Acompañándonos estuvieron también directores de los más importantes museos de todo el mundo -Antonova del Pushkin, Thomas Krens del Guggenheim, Nicholas Serota de la Tate Gallery, los directores de los grandes centros picassianos de París y Barcelona-, también los grandes especialistas en el artista, y otras muchas figuras, desde Antonio Banderas y Melanie Griffith a Ian Gibson o Jeremy Irons, que vino en su moto. Todos nos trajeron su alegría. Ha sido fantástico ver el museo lleno de gente, con el público en sus salas está muy bonito, cobra otra dimensión, toma su verdadera realidad.
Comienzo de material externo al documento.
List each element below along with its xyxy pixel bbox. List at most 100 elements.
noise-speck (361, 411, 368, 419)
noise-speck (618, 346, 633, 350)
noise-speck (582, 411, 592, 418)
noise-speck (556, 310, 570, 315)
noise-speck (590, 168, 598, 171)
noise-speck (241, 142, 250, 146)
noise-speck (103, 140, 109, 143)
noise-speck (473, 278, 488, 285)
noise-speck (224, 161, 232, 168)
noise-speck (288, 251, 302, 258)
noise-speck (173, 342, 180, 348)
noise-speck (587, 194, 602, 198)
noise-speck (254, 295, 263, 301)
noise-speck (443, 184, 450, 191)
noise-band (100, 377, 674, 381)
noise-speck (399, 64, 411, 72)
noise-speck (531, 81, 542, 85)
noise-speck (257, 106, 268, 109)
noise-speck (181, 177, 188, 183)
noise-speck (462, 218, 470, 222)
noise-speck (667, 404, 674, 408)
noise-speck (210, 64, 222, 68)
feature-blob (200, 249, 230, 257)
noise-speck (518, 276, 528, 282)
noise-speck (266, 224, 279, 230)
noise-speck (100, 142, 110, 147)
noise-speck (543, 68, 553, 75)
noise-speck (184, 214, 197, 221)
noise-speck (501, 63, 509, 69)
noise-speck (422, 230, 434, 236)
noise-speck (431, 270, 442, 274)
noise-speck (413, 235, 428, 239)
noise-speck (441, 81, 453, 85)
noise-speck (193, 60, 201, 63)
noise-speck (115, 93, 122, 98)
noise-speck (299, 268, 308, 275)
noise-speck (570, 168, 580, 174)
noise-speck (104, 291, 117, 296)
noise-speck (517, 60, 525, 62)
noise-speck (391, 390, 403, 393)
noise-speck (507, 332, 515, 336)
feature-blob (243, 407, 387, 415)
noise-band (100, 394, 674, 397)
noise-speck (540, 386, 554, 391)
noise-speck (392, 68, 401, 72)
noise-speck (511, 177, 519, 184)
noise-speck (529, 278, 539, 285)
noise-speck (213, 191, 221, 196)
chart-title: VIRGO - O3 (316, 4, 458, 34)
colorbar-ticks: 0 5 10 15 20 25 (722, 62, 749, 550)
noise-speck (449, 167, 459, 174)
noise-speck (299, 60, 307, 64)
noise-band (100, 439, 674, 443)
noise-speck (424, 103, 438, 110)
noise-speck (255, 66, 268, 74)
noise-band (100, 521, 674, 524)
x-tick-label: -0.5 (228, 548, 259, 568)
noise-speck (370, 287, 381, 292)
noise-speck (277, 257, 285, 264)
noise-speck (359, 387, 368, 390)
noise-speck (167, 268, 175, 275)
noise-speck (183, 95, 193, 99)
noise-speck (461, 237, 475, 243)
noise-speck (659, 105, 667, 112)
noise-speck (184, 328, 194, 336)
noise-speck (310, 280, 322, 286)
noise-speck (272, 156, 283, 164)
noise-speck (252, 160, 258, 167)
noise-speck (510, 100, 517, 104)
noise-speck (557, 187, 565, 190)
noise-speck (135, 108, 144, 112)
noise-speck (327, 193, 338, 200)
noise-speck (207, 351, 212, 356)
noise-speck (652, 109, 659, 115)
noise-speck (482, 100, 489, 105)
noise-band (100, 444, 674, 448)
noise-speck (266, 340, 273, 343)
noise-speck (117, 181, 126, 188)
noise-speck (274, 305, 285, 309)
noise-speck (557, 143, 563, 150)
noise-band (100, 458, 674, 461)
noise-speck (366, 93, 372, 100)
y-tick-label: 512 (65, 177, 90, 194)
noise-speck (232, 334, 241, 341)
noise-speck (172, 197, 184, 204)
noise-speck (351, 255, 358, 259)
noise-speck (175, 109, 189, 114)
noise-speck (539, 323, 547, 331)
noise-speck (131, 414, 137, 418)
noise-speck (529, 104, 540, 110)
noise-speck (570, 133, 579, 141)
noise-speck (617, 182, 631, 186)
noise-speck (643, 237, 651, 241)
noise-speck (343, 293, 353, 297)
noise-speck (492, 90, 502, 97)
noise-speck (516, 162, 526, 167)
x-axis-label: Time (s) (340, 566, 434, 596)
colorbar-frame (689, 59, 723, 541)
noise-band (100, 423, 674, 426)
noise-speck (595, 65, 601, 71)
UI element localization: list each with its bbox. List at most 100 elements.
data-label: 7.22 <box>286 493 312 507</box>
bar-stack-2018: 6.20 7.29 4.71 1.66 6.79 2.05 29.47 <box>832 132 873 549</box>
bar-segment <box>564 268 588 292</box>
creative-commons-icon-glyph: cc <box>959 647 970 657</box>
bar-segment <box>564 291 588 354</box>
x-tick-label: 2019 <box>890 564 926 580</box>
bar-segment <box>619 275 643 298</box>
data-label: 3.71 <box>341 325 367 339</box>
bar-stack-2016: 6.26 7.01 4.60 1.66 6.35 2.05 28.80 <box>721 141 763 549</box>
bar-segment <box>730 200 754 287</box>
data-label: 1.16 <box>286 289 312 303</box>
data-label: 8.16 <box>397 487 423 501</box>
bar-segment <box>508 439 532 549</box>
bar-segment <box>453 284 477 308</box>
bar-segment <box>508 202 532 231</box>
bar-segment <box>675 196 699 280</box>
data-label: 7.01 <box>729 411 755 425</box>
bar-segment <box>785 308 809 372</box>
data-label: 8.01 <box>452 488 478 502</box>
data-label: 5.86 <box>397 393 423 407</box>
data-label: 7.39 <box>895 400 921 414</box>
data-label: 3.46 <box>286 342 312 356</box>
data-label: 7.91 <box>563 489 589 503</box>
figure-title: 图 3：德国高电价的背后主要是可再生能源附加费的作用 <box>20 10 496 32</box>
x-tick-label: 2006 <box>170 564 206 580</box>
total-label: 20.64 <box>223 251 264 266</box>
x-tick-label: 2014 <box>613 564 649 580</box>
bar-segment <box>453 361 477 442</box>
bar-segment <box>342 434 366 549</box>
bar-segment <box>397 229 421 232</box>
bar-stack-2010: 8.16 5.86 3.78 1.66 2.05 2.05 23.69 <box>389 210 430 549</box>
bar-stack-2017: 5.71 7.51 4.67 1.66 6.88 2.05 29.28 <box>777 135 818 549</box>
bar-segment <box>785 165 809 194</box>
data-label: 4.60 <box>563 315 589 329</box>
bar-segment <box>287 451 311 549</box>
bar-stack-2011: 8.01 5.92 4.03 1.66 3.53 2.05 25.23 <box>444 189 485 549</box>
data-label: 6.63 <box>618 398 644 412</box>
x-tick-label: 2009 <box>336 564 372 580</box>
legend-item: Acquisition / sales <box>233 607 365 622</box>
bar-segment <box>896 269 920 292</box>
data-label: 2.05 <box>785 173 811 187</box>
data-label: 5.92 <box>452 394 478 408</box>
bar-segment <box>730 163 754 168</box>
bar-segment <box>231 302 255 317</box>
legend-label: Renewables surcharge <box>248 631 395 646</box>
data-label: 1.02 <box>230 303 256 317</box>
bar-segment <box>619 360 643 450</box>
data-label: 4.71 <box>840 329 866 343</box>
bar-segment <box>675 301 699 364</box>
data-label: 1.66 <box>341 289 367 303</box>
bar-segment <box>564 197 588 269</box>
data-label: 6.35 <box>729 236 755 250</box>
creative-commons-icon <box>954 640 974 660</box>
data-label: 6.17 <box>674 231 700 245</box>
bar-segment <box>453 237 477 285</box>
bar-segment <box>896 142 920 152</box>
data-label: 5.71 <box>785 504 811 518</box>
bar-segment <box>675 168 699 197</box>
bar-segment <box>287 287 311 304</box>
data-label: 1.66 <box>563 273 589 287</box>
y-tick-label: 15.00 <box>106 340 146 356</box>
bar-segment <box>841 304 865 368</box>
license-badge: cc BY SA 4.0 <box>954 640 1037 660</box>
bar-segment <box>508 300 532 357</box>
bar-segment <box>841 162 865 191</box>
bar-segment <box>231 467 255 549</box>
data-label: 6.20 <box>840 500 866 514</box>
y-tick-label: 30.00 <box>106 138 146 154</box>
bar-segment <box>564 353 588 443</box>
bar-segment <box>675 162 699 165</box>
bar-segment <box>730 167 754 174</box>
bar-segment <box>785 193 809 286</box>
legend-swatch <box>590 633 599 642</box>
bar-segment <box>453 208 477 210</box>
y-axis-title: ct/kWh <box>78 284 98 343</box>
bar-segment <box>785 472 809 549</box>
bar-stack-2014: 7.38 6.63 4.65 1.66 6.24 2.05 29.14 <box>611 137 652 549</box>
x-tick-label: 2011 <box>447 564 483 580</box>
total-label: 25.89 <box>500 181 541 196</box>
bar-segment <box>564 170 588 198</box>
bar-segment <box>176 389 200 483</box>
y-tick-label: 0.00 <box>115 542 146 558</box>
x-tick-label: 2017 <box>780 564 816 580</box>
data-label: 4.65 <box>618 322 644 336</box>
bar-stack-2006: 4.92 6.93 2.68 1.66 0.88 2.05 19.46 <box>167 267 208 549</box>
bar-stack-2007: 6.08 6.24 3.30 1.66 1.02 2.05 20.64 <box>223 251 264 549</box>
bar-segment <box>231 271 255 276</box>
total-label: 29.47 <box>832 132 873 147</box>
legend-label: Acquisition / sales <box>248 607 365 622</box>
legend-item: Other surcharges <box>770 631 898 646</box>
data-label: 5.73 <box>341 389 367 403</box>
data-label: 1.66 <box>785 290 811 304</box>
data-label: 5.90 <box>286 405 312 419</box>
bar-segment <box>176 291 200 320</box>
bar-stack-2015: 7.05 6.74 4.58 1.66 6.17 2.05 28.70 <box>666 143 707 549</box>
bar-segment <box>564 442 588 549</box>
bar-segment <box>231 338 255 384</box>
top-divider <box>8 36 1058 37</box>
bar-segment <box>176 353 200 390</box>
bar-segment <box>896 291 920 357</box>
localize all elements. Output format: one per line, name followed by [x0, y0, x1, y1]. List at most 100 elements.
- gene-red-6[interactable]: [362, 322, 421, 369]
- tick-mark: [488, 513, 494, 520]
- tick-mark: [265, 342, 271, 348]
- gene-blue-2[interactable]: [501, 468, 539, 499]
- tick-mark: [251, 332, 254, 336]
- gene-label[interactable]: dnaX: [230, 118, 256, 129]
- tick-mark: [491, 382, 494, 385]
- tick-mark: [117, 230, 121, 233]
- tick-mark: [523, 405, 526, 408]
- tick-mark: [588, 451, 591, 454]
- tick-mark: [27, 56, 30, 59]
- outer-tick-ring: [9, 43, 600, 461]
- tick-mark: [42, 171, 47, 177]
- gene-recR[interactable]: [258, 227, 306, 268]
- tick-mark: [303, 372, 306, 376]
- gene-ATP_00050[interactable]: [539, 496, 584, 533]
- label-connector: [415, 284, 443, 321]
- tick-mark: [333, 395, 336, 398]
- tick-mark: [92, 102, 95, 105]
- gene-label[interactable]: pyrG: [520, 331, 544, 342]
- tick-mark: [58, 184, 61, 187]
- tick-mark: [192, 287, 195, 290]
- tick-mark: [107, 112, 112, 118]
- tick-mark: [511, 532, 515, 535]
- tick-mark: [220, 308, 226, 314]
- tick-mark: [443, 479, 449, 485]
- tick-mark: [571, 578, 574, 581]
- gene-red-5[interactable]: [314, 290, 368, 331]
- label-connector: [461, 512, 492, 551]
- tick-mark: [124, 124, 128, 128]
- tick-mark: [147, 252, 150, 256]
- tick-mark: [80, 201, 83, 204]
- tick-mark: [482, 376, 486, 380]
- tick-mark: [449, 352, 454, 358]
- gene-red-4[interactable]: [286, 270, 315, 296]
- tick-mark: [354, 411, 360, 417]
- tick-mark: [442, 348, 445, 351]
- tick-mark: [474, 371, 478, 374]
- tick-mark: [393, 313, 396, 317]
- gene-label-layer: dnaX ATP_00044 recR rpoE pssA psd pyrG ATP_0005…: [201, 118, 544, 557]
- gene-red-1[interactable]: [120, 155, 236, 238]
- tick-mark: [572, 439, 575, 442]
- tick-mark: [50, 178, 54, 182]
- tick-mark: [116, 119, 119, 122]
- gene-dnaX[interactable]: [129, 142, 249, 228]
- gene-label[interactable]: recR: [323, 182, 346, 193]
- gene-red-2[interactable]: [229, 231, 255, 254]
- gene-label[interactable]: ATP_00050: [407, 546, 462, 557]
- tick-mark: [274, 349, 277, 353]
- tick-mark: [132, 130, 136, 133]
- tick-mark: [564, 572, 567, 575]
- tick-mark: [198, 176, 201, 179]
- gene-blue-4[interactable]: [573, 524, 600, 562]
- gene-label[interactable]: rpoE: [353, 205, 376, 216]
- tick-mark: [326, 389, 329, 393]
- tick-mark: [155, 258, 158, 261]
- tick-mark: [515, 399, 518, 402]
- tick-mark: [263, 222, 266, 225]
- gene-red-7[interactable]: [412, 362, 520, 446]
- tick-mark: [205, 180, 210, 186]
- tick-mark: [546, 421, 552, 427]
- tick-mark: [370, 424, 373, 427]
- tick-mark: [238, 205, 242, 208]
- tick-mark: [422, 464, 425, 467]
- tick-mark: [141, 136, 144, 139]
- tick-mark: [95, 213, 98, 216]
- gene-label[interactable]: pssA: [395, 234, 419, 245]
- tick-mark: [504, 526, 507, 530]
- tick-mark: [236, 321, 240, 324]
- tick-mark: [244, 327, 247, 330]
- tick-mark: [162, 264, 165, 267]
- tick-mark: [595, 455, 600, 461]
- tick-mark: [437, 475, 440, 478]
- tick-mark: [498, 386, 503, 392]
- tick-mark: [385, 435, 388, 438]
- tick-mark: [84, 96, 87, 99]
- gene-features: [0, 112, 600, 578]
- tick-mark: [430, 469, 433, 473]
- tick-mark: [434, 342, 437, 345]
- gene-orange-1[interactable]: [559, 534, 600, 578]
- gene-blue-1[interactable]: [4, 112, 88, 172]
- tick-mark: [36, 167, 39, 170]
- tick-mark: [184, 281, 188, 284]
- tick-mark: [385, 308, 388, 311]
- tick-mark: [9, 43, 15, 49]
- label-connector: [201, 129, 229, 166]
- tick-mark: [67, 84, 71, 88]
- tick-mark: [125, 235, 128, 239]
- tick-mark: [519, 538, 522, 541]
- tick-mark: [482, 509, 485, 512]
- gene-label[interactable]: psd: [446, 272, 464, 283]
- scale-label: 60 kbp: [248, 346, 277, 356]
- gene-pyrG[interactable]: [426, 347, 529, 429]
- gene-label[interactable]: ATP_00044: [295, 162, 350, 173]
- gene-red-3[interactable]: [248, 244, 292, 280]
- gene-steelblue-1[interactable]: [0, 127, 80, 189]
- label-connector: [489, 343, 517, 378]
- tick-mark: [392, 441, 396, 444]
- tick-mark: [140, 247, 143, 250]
Después de trabajar tanto con el edificio imaginado y luego cerrado, ¡hemos abierto el museo!

Finalmente, queda un deseo, reposando al fondo de tanta alegría, un deseo de perduración muy especial: que este niño recién nacido guarde para siempre el espíritu con el que hoy ha empezado a vivir. Que la alegría de Málaga nunca nos falte, que se cuele en nuestras salas y sostenga tanta luz y tanta felicidad.